9: puts "#{Process.pid}: from parent stdin #{STDIN}"
10: puts "#{Process.pid}: from parent stdout #{STDOUT}"
11: puts "#{Process.pid}: child #{Crystal::SignalChildHandler.wait(pid).receive}"
12: debugger
=> 13: puts "#{Process.pid}: from parent end"
14: else
15: puts "#{Process.pid}: from child start"
16: puts "#{Process.pid}: from child stdin #{STDIN}"
17: puts "#{Process.pid}: from child stdout #{STDOUT}"
18: debugger
pry> Process.pid
12316
pry> continue
12316: from parent end
Thanks for the investigation!
I don't think I'll have time to look at this. But the gist is: if it works with the GC disabled, then it definitely doesn't work. It should work with the GC enabled. If it crashes with the GC on it means we aren't tracking memory properly. The problem with that is that it's really hard to know where we are doing something wrong! So it will require a lot of investigation and narrowing down things.
For now, I'll keep using my workaround for this issue.
And here is my current workaround in case someone needs it.
{% if flag?(:interpreted) %}
GC.disable
Signal::CHLD.reset
Crystal::Signal.start_loop
{% end %}
The problem isn't with fork
or maybe it was but this has long been fixed.
What happens is that calling an external process (e.g. Process.run
) eventually waits for the process to terminate but we can't use waitpid
or another syscall that would block the current thread, so the crystal runtime waits for a SIGCHLD signal to keep other fibers going, and resume the pending fiber when the signal is received.

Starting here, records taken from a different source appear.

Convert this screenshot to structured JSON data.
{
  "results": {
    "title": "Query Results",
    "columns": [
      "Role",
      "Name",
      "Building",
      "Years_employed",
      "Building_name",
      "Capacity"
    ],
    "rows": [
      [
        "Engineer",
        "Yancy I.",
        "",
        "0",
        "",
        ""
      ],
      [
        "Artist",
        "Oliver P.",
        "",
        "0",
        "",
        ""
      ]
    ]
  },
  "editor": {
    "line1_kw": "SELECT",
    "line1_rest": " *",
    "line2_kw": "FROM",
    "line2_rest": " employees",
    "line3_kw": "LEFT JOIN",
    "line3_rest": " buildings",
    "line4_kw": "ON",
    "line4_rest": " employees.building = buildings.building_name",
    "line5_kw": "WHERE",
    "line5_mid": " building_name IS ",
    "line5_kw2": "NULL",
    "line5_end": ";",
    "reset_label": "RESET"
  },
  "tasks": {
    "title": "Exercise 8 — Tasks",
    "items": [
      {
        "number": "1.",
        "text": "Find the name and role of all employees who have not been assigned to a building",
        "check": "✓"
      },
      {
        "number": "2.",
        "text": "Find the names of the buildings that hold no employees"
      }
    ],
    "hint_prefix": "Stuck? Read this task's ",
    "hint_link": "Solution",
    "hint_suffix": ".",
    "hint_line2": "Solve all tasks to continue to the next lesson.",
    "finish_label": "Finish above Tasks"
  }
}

The problem is that the interpreted code will never receive the signal, because the crystal interpreter will be the one receiving it, but since it doesn't know anything about that child process, it likely discards it... and the interpreted code hangs forever.
I'm not sure how this can be fixed. I'm not sure the interpreted code taking over the signals is a good idea. Maybe the interpreter should forward signals to the interpreted code?
We probably need an interpreter intrinsic for the interpreted code to tell the interpreter that it wants to register a signal handler, have the interpreter register the signal and remember it, then have the signal handler notify the interpreted code when it receives the signal.
The interpreter could write directly to the signal loop file descriptor of the interpreted code, which may need another intrinsic to setup (or simply be an arg of the register intrinsic above). Then the signal loop would work just as normal in the interpreted code.
The interpreter can handle SIG_DFL
and SIG_IGN
directly, so I don't think we need an unregister signal intrinsic.
We could also consider putting signal handling on the event loop. That's an orthogonal issue, but might offer some alternative for interpreter integration.
Oh, it seems that once the interpreter starts interpreting, the signal loop fiber won't be scheduled anymore, and signals won't be handled anymore :thinking:
Oh my, the patch is incredibly small. Just add the following to src/kernel.cr
and it works:
+{% if flag?(:interpreted) && flag?(:unix) %}
+ Crystal::System::Signal.setup_default_handlers
+{% end %}
The interpreter won't receive signals anymore but it won't process them anyway, so it's better to let the interpreted code receive the signal, and handle it properly.
Start the repl, then run another shell command via
Process
, then it's frozen forever.The child process is defunct.